To submit a request, please complete this form.
- Rewards Network will not discriminate against you in the event you exercise any of the aforementioned rights under CCPA, including, but not limited to, by:
- denying goods or services to you;
- charging different prices or rates for goods or services, including through the use of discounts or other benefits or imposing penalties;
- providing a different level or quality of goods or services to you; or
- suggesting that you will receive a different price or rate for goods or services or a different level or quality of goods or services.
We must verify your identity before fulfilling your requests. If we cannot initially verify your identity, we may request additional information to complete the verification process. We will only use Personal Information provided in a request to verify the requestor’s identity. If you are an authorized agent making a request on behalf of a California consumer, we will also need to verify your identity, which may require proof of your written authorization or evidence of a power of attorney.
We endeavor to respond to requests within the time period required by applicable law. If we require more time, we will inform you of the reason and extension period in writing.
We will deliver our written response electronically via e-mail.
We do not charge a fee to process or respond to your request unless it is excessive, repetitive, or manifestly unfounded.
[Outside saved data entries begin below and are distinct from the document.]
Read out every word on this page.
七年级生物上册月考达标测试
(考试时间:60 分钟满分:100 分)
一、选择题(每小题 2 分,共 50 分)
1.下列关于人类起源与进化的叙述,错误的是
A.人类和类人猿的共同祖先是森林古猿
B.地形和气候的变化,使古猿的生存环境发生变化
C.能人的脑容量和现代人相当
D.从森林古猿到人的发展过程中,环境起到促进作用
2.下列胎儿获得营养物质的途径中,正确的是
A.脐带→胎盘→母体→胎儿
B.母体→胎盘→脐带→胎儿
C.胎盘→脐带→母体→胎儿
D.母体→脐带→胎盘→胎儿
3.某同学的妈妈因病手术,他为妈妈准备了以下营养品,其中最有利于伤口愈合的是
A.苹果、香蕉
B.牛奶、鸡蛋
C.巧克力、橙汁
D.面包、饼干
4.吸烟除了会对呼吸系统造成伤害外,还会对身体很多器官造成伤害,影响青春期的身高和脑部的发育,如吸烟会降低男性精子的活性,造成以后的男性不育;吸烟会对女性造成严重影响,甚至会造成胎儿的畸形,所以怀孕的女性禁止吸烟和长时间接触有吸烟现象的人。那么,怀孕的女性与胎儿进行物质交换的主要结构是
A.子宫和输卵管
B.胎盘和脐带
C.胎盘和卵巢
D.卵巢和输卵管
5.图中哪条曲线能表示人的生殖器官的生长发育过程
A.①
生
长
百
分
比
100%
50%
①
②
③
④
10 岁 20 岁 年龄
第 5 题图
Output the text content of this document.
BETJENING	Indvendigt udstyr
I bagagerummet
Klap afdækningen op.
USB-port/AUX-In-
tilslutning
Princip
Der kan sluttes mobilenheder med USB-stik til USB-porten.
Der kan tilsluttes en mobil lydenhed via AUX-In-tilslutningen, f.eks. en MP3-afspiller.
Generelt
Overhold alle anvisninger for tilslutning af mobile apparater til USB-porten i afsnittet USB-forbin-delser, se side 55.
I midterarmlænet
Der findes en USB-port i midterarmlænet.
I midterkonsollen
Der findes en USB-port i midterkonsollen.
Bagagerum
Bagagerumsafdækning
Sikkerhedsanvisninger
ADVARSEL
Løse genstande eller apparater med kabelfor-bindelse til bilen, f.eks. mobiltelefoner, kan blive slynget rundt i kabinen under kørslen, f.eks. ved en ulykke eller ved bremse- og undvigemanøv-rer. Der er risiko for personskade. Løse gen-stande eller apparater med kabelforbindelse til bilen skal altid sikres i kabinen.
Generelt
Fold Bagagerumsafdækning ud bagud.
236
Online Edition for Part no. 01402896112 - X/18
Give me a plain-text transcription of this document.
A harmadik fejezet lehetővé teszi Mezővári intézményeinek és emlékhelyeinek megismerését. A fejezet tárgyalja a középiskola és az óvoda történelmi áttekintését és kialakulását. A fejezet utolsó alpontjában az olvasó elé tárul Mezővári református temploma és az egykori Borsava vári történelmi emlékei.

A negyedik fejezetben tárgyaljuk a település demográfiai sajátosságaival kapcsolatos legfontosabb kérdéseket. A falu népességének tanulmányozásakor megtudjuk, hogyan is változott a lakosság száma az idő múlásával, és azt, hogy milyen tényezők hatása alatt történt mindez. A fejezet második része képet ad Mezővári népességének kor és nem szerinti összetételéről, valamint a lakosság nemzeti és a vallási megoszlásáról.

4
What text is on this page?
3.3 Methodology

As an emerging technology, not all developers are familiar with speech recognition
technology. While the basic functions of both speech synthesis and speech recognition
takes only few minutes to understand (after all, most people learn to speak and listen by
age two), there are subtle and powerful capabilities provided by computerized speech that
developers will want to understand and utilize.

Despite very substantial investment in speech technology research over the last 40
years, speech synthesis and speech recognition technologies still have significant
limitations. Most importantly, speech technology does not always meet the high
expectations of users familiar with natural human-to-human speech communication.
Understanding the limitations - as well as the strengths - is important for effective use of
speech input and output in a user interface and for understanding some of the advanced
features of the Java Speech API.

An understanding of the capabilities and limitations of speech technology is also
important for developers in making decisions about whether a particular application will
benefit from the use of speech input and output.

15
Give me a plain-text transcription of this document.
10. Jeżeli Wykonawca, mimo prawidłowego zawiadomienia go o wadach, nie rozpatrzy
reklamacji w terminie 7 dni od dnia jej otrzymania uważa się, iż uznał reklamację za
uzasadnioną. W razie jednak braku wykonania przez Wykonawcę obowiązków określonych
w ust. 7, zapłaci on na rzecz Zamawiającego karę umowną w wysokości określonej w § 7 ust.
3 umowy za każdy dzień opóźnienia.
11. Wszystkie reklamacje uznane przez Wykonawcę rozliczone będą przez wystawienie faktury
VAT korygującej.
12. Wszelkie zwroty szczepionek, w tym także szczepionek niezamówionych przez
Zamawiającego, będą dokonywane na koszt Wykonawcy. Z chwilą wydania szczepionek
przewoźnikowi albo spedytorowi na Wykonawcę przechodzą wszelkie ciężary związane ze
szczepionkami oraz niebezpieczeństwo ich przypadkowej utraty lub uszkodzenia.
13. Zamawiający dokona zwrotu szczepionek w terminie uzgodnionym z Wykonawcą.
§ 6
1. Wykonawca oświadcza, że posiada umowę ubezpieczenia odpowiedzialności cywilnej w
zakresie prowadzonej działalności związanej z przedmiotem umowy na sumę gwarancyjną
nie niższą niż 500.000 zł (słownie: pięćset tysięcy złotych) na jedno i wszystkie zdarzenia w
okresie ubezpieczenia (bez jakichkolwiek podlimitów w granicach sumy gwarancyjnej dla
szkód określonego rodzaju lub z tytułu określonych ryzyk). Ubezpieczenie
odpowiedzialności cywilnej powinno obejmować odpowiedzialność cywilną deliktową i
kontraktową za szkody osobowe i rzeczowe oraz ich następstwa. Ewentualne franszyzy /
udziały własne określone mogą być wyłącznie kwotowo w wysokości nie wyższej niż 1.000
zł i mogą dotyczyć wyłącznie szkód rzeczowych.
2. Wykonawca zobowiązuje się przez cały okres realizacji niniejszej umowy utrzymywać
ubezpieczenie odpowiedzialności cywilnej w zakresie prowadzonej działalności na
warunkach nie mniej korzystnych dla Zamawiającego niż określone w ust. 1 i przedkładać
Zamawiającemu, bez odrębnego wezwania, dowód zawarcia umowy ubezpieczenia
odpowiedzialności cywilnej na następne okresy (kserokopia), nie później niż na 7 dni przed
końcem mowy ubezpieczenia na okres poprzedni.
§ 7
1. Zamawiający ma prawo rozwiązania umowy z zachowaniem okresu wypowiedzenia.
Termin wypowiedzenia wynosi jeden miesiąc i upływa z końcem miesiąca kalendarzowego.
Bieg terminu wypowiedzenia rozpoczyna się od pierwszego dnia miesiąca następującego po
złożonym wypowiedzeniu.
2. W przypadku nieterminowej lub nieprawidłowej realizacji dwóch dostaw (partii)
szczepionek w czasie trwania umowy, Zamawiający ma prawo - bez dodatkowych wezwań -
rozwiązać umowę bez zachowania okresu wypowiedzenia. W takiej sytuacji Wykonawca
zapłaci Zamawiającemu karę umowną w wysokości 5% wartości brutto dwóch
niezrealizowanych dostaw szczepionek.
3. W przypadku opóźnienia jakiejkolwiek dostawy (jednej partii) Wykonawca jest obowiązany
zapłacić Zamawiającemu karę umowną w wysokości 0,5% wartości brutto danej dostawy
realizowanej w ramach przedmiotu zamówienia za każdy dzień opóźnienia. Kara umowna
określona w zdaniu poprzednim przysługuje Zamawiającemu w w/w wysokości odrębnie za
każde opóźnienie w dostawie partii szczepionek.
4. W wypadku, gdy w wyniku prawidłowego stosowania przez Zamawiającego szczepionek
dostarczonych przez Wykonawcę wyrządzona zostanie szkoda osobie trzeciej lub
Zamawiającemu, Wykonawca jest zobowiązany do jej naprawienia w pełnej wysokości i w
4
If we determine that the request warrants a fee, we will tell you why we made that decision and provide you with a cost estimate before completing your request.
We cannot respond to your request or provide you with Personal Information if we cannot verify your identity and confirm the Personal Information relates to you. Making a verifiable consumer request does not require you to create an account with us.
We may deny certain requests, or only fulfill some in part, as permitted or required by law. For example, if you request to delete Personal Information, we may retain Personal Information that we need to retain for legal purposes.